Strings were pulled by Sir Geoffrey. Before the week was out Alfred arrived at Pomfret Court. He looked much the same, not quite so rubicund; he carried his left arm in a sling. Upon the following Sunday, Mrs. Yellam appeared in her pew, and the fervour of her responses excited some comment.
She said to Fancy:
"The cards told true. Now, the sooner you and Alferd becomes man and wife the better."
The doctor, who visited Pomfret Court daily, raised no objections. Alfred's arm would keep him in Nether-Applewhite for many weeks, because small splinters, from time to time, would have to be extracted, a tedious process. Mrs. Yellam, when she heard this, said with twinkling eyes:
"Alfred, dear, why didn't you get wounded in both arms?"
To which Alfred replied slily:
"I kept my right arm, Mother, to slip round Fancy's waist."

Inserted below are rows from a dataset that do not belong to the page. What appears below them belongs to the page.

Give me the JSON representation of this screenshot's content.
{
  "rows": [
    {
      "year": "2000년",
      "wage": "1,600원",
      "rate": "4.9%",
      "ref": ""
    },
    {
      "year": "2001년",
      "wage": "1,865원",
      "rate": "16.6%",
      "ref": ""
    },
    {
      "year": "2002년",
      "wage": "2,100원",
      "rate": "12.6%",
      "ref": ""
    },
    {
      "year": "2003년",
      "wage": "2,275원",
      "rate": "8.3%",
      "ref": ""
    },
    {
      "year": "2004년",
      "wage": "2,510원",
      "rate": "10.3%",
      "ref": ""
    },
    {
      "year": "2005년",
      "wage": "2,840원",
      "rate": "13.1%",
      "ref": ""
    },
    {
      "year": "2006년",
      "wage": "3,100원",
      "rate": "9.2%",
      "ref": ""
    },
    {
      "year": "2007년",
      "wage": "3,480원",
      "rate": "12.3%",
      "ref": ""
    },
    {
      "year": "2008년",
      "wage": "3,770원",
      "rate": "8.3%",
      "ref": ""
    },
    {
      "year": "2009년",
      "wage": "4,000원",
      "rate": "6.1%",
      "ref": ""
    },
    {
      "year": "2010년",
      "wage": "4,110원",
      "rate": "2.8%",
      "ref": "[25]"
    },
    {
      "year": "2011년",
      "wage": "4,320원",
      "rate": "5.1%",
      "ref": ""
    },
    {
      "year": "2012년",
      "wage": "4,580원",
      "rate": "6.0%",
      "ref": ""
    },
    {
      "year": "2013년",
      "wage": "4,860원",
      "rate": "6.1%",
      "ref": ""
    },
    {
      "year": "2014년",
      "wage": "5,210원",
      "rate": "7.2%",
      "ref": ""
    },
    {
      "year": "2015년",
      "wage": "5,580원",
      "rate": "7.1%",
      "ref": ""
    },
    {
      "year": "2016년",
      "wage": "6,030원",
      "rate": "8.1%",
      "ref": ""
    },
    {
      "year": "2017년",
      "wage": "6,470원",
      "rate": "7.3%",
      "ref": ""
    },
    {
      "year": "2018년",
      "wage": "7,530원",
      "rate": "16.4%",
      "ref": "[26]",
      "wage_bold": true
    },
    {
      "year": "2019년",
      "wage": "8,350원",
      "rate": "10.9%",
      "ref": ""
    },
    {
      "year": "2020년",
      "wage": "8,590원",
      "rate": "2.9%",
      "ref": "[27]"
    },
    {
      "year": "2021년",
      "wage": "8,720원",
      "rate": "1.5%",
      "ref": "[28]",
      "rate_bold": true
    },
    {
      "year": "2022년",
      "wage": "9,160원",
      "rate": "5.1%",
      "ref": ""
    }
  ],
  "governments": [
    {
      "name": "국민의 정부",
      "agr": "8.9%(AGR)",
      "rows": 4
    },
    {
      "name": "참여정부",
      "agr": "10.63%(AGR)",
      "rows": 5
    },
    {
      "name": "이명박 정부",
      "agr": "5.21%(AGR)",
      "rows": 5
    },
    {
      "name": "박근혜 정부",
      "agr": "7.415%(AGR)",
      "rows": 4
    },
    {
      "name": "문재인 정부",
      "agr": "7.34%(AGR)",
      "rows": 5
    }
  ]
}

He told many stories to which Fancy and Mrs. Yellam listened entranced, and he spoke of the enemy with respect and without rancour. Upon one occasion, as his battalion moved into the trenches, a German had shouted out in excellent English:
"Be you the Wiltsheers?"
A reply in the affirmative provoked a request for "pozzy" (jam). But a tall sergeant, who stood up to hurl a can of preserve into the German trench, was shot dead. This aroused tremendous wrath, as quickly allayed when the same voice shouted again, asking if the sergeant who threw the jam had been hurt. He was soon satisfied on that point, and, immediately, a hubbub arose in the enemy trench, and a shot was heard. Soon afterwards the Wiltshires learnt from the lips of the first speaker that the man who treacherously slew the sergeant had been "done in."